Disk space full on /tmp Mount in Linux

Disk space full on /tmp Mount in Linux

Title: Disk Full on /tmp Location in Linux 

Category: Troubleshooting 

Applies To: Linux 9.4(Linux version) 

Last Updated: 23/06/2025 

Issue Summary: 

The /tmp directory has consumed all available disk space, causing application failures, service crashes, or system instability. This can impact Hadoop daemons (e.g., NameNode, DataNode), YARN jobs, or general system operations. 

Typical errors: 

No space left on device 

Hadoop job/application fails with temp file creation error 

Services fail to start or crash due to lack of temp space 

Possible Causes: 

  1. Large temporary files not cleaned Applications or scripts create large files under /tmp and don’t remove them. 

  1. Zombie or orphaned Hadoop job files Hadoop or Spark may leave temporary directories in /tmp after job failure. 

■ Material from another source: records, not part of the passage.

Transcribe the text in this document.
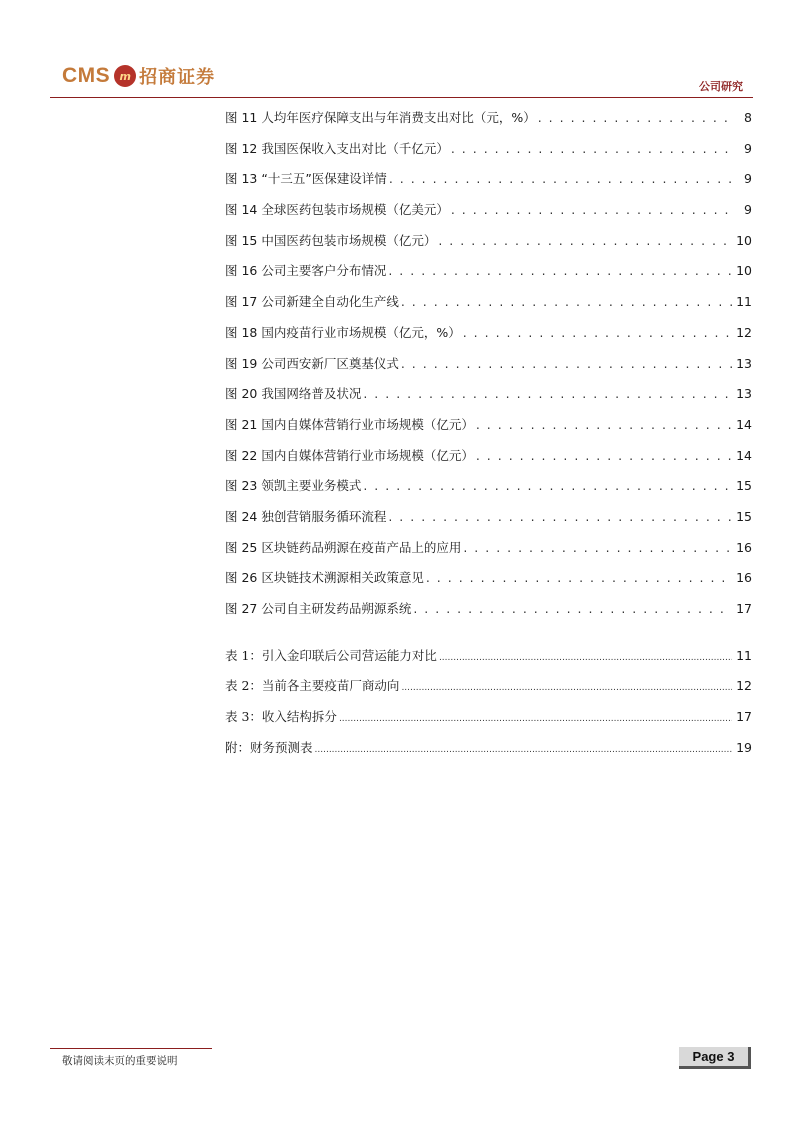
CMS m 招商证券	公司研究
图 11 人均年医疗保障支出与年消费支出对比（元，%） . . .	8
图 12 我国医保收入支出对比（千亿元） . . .	9
图 13 “十三五”医保建设详情 . . .	9
图 14 全球医药包装市场规模（亿美元） . . .	9
图 15 中国医药包装市场规模（亿元） . . .	10
图 16 公司主要客户分布情况 . . .	10
图 17 公司新建全自动化生产线 . . .	11
图 18 国内疫苗行业市场规模（亿元，%） . . .	12
图 19 公司西安新厂区奠基仪式 . . .	13
图 20 我国网络普及状况 . . .	13
图 21 国内自媒体营销行业市场规模（亿元） . . .	14
图 22 国内自媒体营销行业市场规模（亿元） . . .	14
图 23 领凯主要业务模式 . . .	15
图 24 独创营销服务循环流程 . . .	15
图 25 区块链药品朔源在疫苗产品上的应用 . . .	16
图 26 区块链技术溯源相关政策意见 . . .	16
图 27 公司自主研发药品朔源系统 . . .	17
表 1：引入金印联后公司营运能力对比 .....	11
表 2：当前各主要疫苗厂商动向 .....	12
表 3：收入结构拆分 .....	17
附：财务预测表 .....	19
敬请阅读末页的重要说明	Page 3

  1. Users writing heavy data to /tmp Users running scripts or data pipelines that write gigabytes to /tmp. 

Step-by-Step Resolution: 

Step 1: Check Disk Usage 

df -h /tmp 

Example output: 

Filesystem Size Used Avail Use% Mounted on /dev/sda1 40G 39G 0.5G 99% / 

Step 2: Identify Large Files 

du -sh /tmp/* 

or to find top space hogs 

find /tmp -type f -exec du -sh {} + | sort -rh | head -20 

Also check hidden files: 

du -sh /tmp/.* 

Step 3: Safely Remove Unused Files 

Remove old or unnecessary files (only if sure): 

rm -r /tmp/hsperfdata_*  

rm -r /tmp/tmp.*  

rm -r /tmp/hadoop-*  

rm -r /tmp/spark-* 

You can also clean files older than X days: 

find /tmp -type f -mtime +2 -exec rm -f {} ; 

Step 4: Stop Services (If Needed) Before Cleanup 

To safely delete active app temp files: 

stop-dfs.sh  

stop-yarn.sh 

rm -r /tmp/hadoop-*  

start-dfs.sh  

start-yarn.sh 

Step 5: Monitor Live Usage (Optional) 

While cleaning: 

watch -n 1 df -h /tmp 

Additional Notes: 

For mission-critical clusters, use a separate volume or partition for /tmp. 

Use lsof | grep /tmp to check which processes are locking large temp files. 

Always verify files are not in use before deleting.